Within a week, the drone company was testing out an entirely different concept - delivering medication and critical supplies to isolated elderly people whom the Irish government had told to stay home to avoid infection.
Manna worked with Ireland's health service operator to try out the system in Moneygall, the small midlands town best known for its ancestral links to former U.S. President Barack Obama, who visited in 2011.
After weeks of flying to and from residents' homes, the local pharmacy and convenience store - located at the Barack Obama Plaza motorway service station - Manna says it has proved the technology works.
Residents receive a drone home delivery of essential household and medical supplies in the village of Moneygall. File picture: Reuters/Jason Cairnduff
"We wanted to do something small but meaningful that would be representative of what the future might look like either in an extended lockdown or a repeated lockdown in the future," Manna Aero chief executive and founder Bobby Healy told Reuters.
"Long term, we know that the future is going to have drone delivery. This helps with hearts and minds around how important, how safe and how practical autonomous delivery is going to be while at the same time genuinely helping a small town under really difficult circumstances."
Manna, which counts Peter Thiel's Founders Fund, an early Facebook backer, among its investors, will continue the deliveries on a non-commercial basis and could cover around 600 towns of similar size around the country by the end of the year if the government wishes, Healy said.
With one drone capable of making 100 4-kilogramme deliveries a day, that could involve not only the 450 licensed drone pilots in Ireland but also some of the many pilots Ryanair and IAG-owned Aer Lingus have said they plan to let go as a result of the coronavirus disruption.
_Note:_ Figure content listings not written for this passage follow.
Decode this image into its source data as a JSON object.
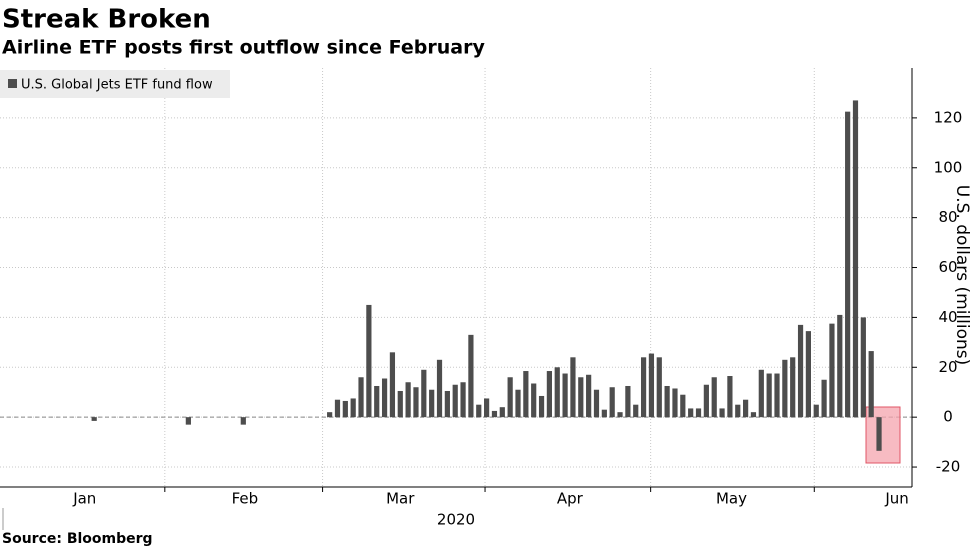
{
  "chart_data": {
    "type": "bar",
    "title": "Streak Broken",
    "subtitle": "Airline ETF posts first outflow since February",
    "source": "Source: Bloomberg",
    "x_label": "2020",
    "y_label": "U.S. dollars (millions)",
    "x": [
      12,
      24,
      31,
      42,
      43,
      44,
      45,
      46,
      47,
      48,
      49,
      50,
      51,
      52,
      53,
      54,
      55,
      56,
      57,
      58,
      59,
      60,
      61,
      62,
      63,
      64,
      65,
      66,
      67,
      68,
      69,
      70,
      71,
      72,
      73,
      74,
      75,
      76,
      77,
      78,
      79,
      80,
      81,
      82,
      83,
      84,
      85,
      86,
      87,
      88,
      89,
      90,
      91,
      92,
      93,
      94,
      95,
      96,
      97,
      98,
      99,
      100,
      101,
      102,
      103,
      104,
      105,
      106,
      107,
      108,
      109,
      110,
      111,
      112
    ],
    "series": [
      {
        "name": "U.S. Global Jets ETF fund flow",
        "color": "#4d4d4d",
        "values": [
          -1.5,
          -3,
          -3,
          2,
          7,
          6.5,
          7.5,
          16,
          45,
          12.5,
          15.5,
          26,
          10.5,
          14,
          12,
          19,
          11,
          23,
          10.5,
          13,
          14,
          33,
          5,
          7.5,
          2.5,
          4,
          16,
          11,
          18.5,
          13.5,
          8.5,
          18.5,
          20,
          17.5,
          24,
          16,
          17,
          11,
          3,
          12,
          2,
          12.5,
          5,
          24,
          25.5,
          24,
          12.5,
          11.5,
          9,
          3.5,
          3.5,
          13,
          16,
          3.5,
          16.5,
          5,
          7,
          2,
          19,
          17.5,
          17.5,
          23,
          24,
          37,
          34.5,
          5,
          15,
          37.5,
          41,
          122.5,
          127,
          40,
          26.5,
          -13.5
        ]
      }
    ],
    "xlim": [
      0,
      116.2
    ],
    "xticks": [
      {
        "value": 10.8,
        "label": "Jan"
      },
      {
        "value": 31.2,
        "label": "Feb"
      },
      {
        "value": 51,
        "label": "Mar"
      },
      {
        "value": 72.6,
        "label": "Apr"
      },
      {
        "value": 93.2,
        "label": "May"
      },
      {
        "value": 114.3,
        "label": "Jun"
      }
    ],
    "ylim": [
      -28,
      140
    ],
    "yticks": [
      -20,
      0,
      20,
      40,
      60,
      80,
      100,
      120
    ],
    "grid": true,
    "legend": "upper left"
  }
}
In Moneygall, locals are running a dedicated phone line rather than a mobile phone application so vulnerable residents like Fidelma Gleeson, 70, can order bread and milk, and have her prescription medicines brought to the door.
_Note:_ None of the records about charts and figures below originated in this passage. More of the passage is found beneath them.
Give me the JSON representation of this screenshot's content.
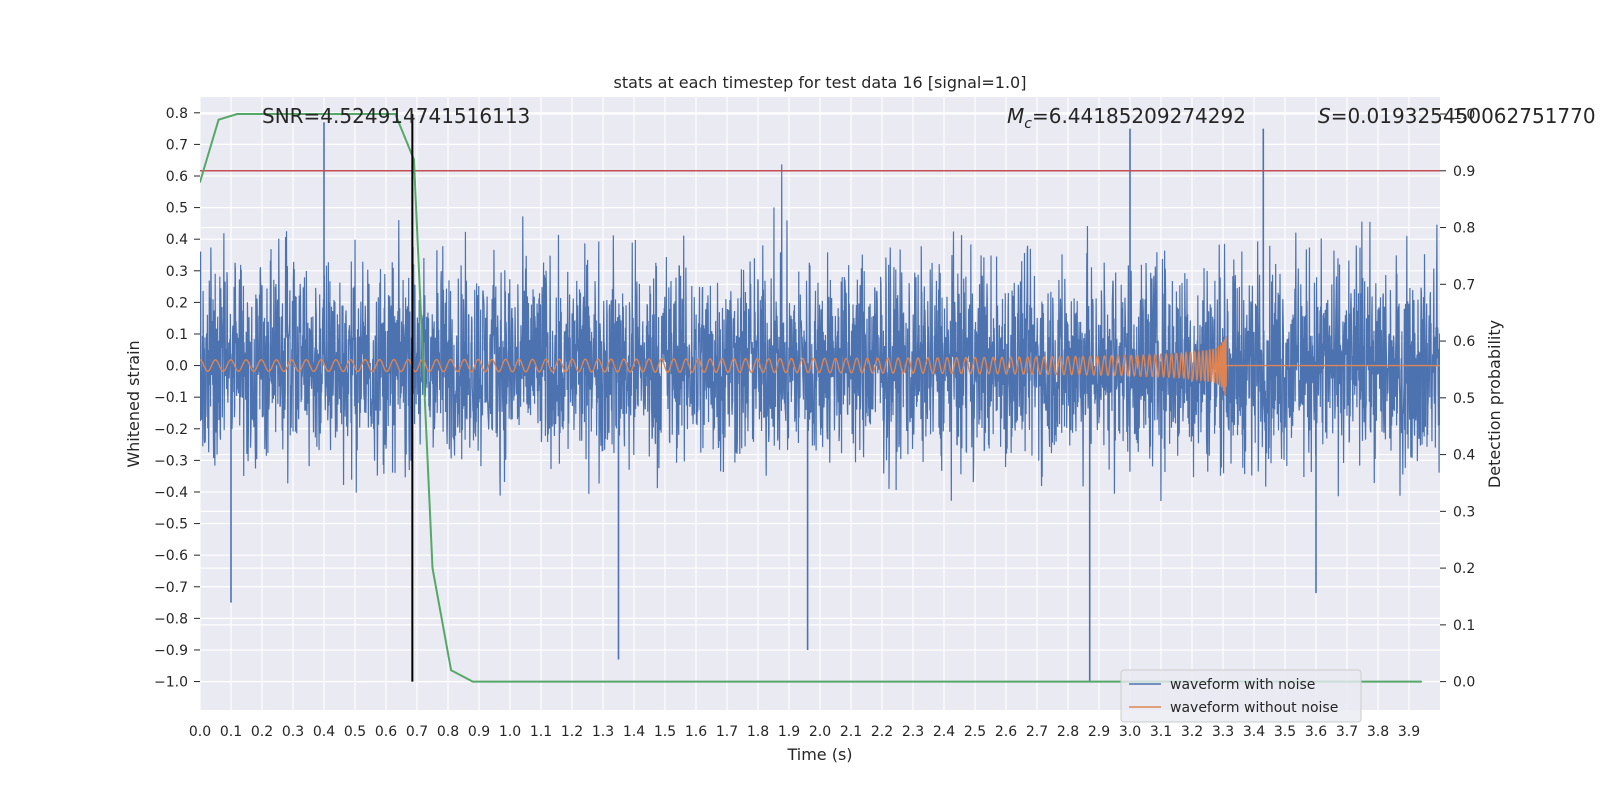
{
  "chart_data": {
    "type": "line",
    "title": "stats at each timestep for test data 16 [signal=1.0]",
    "xlabel": "Time (s)",
    "ylabel_left": "Whitened strain",
    "ylabel_right": "Detection probability",
    "xlim": [
      0.0,
      4.0
    ],
    "ylim_left": [
      -1.09,
      0.85
    ],
    "ylim_right": [
      -0.05,
      1.03
    ],
    "x_ticks": [
      "0.0",
      "0.1",
      "0.2",
      "0.3",
      "0.4",
      "0.5",
      "0.6",
      "0.7",
      "0.8",
      "0.9",
      "1.0",
      "1.1",
      "1.2",
      "1.3",
      "1.4",
      "1.5",
      "1.6",
      "1.7",
      "1.8",
      "1.9",
      "2.0",
      "2.1",
      "2.2",
      "2.3",
      "2.4",
      "2.5",
      "2.6",
      "2.7",
      "2.8",
      "2.9",
      "3.0",
      "3.1",
      "3.2",
      "3.3",
      "3.4",
      "3.5",
      "3.6",
      "3.7",
      "3.8",
      "3.9"
    ],
    "y_ticks_left": [
      "0.8",
      "0.7",
      "0.6",
      "0.5",
      "0.4",
      "0.3",
      "0.2",
      "0.1",
      "0.0",
      "−0.1",
      "−0.2",
      "−0.3",
      "−0.4",
      "−0.5",
      "−0.6",
      "−0.7",
      "−0.8",
      "−0.9",
      "−1.0"
    ],
    "y_ticks_right": [
      "1.0",
      "0.9",
      "0.8",
      "0.7",
      "0.6",
      "0.5",
      "0.4",
      "0.3",
      "0.2",
      "0.1",
      "0.0"
    ],
    "annotations": {
      "snr": "SNR=4.524914741516113",
      "mc_symbol": "M",
      "mc_sub": "c",
      "mc_value": "=6.44185209274292",
      "s_symbol": "S",
      "s_value": "=0.019325450062751770"
    },
    "threshold_probability": 0.9,
    "vertical_marker_time": 0.685,
    "series": [
      {
        "name": "waveform with noise",
        "color": "#4c72b0",
        "kind": "noise",
        "typical_range": [
          -0.45,
          0.5
        ],
        "extremes": [
          {
            "x": 0.1,
            "y": -0.75
          },
          {
            "x": 0.4,
            "y": 0.77
          },
          {
            "x": 1.35,
            "y": -0.93
          },
          {
            "x": 1.96,
            "y": -0.9
          },
          {
            "x": 2.87,
            "y": -1.0
          },
          {
            "x": 3.0,
            "y": 0.75
          },
          {
            "x": 3.6,
            "y": -0.72
          },
          {
            "x": 3.43,
            "y": 0.75
          }
        ]
      },
      {
        "name": "waveform without noise",
        "color": "#dd8452",
        "kind": "chirp",
        "merger_time": 3.31,
        "start_amplitude": 0.018,
        "peak_amplitude": 0.12
      },
      {
        "name": "detection probability",
        "color": "#55a868",
        "axis": "right",
        "x": [
          0.0,
          0.06,
          0.12,
          0.2,
          0.3,
          0.4,
          0.5,
          0.6,
          0.63,
          0.69,
          0.75,
          0.81,
          0.88,
          0.94,
          1.0,
          1.5,
          2.0,
          2.5,
          3.0,
          3.5,
          3.94
        ],
        "y": [
          0.88,
          0.99,
          1.0,
          1.0,
          1.0,
          1.0,
          1.0,
          1.0,
          1.0,
          0.92,
          0.2,
          0.02,
          0.0,
          0.0,
          0.0,
          0.0,
          0.0,
          0.0,
          0.0,
          0.0,
          0.0
        ]
      }
    ],
    "threshold_color": "#c44e52",
    "legend": {
      "placement": "bottom-right",
      "entries": [
        "waveform with noise",
        "waveform without noise"
      ]
    },
    "grid": true
  }
}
"Well it means an awful lot to me. I thought I'd never see the day that that would happen, that I wouldn't have to be getting into my car and going into town to collect it," she said.
While Manna, which partnered with food delivery giant Just Eat on the postponed university project, hopes ultimately to replace road-based delivery, the Covid-19 project is personal to Healy and Manna's staff of 23.
"My mother is 76 years old. If she was in Moneygall, I have no doubt whatsoever that she would be constantly going up to the shop and putting her life at risk," said Healy, a former chief technology officer at online car hire brokerage CarTrawler.
"If we're asking elderly people to do something really difficult, we should do everything we can to make that easy for them."